ARTIGO

Nápoles do Recife

"Curiosamente, o prédio alvo dos disparos se chama Nápoles, mesmo nome da cidade onde Mussolini deu início à propagação das suas ideias"

JULIANO DOMINGUES
Cadastrado por
JULIANO DOMINGUES
Publicado em 25/09/2022 às 0:00 | Atualizado em 25/09/2022 às 14:34
CORTESIA
Apartamento no bairro de Casa Amarela, na Zona Norte do Recife, foi alvo de tiros - FOTO: CORTESIA
Leitura:

O ataque a tiros contra um apartamento no bairro de Casa Amarela, no Recife, onde havia uma bandeira de "Lula 13", na madrugada da última quarta-feira (21), diz muito sobre o atual contexto político brasileiro. Ele é resultado da combinação de dois fenômenos e ilustra o chamado "fascismo eterno".

O primeiro fenômeno, denominado de campanha permanente, é caracterizado pela manutenção de dinâmicas eleitorais mesmo após a apuração. O conflito cotidiano e o embate com adversários são parte da estratégia de ação para manter o eleitorado mobilizado e atuante na defesa do governo, ao mesmo tempo em que desvia a atenção da opinião pública em relação a pautas indesejáveis, principalmente com o recurso das redes sociais digitais.

Essa prontidão cansa, ainda mais se acompanhada de intensa violência política - o segundo fenômeno da combinação.

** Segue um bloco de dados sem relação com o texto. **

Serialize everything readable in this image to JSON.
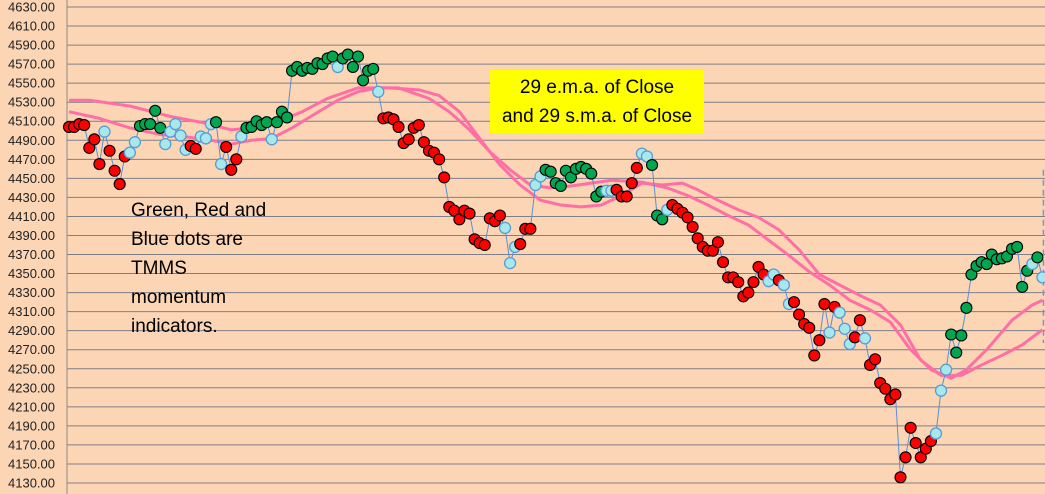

Quando uma campanha permanente adere à ameaça e à coerção física, ela ganha contornos de "fascismo eterno", expressão cunhada por Umberto Eco para um tipo de ação política que transcende a Itália do século passado e se manifesta como prática cotidiana atual. Os seus efeitos se revelam, principalmente, no cerceamento das liberdades básicas, como no medo de ser agredido por expressar suas preferências políticas.

Pesquisa Ipespe aponta que sete entre cada 10 pessoas querem que as eleições terminem no 1º turno. Não parece coincidência que sete entre cada 10 também afirmem ter medo de violência política, segundo o Datafolha. O levantamento "A cara da democracia", do Observatório da Violência Política e Eleitoral da Universidade Federal do Rio de Janeiro (OVPE-Unirio), indica, ainda, que 54% dos eleitores temem uma onda de violência em caso de vitória de Lula; e 40%, em caso de reeleição de Bolsonaro.

Foi o "fascismo eterno" que explodiu a tiros a janela de um apartamento na zona norte do Recife. Curiosamente, o prédio alvo dos disparos se chama Nápoles, mesmo nome da cidade onde Mussolini deu início à propagação das suas ideias. Por outro lado, a população de Nápoles entrou para a história pela extraordinária resistência antifascista com o episódio "Os quatro dias de Nápoles".

Há coisas que não chegam ao fim quando terminam. O "fascismo eterno" não vai acabar após as eleições, levará tempo, mas derrotá-lo nas urnas é fundamental. A bandeira vermelha continua lá, apesar dos tiros: Nápoles é aqui.

Juliano Domingues, cientista social, é professor da Universidade Católica de Pernambuco (Unicap).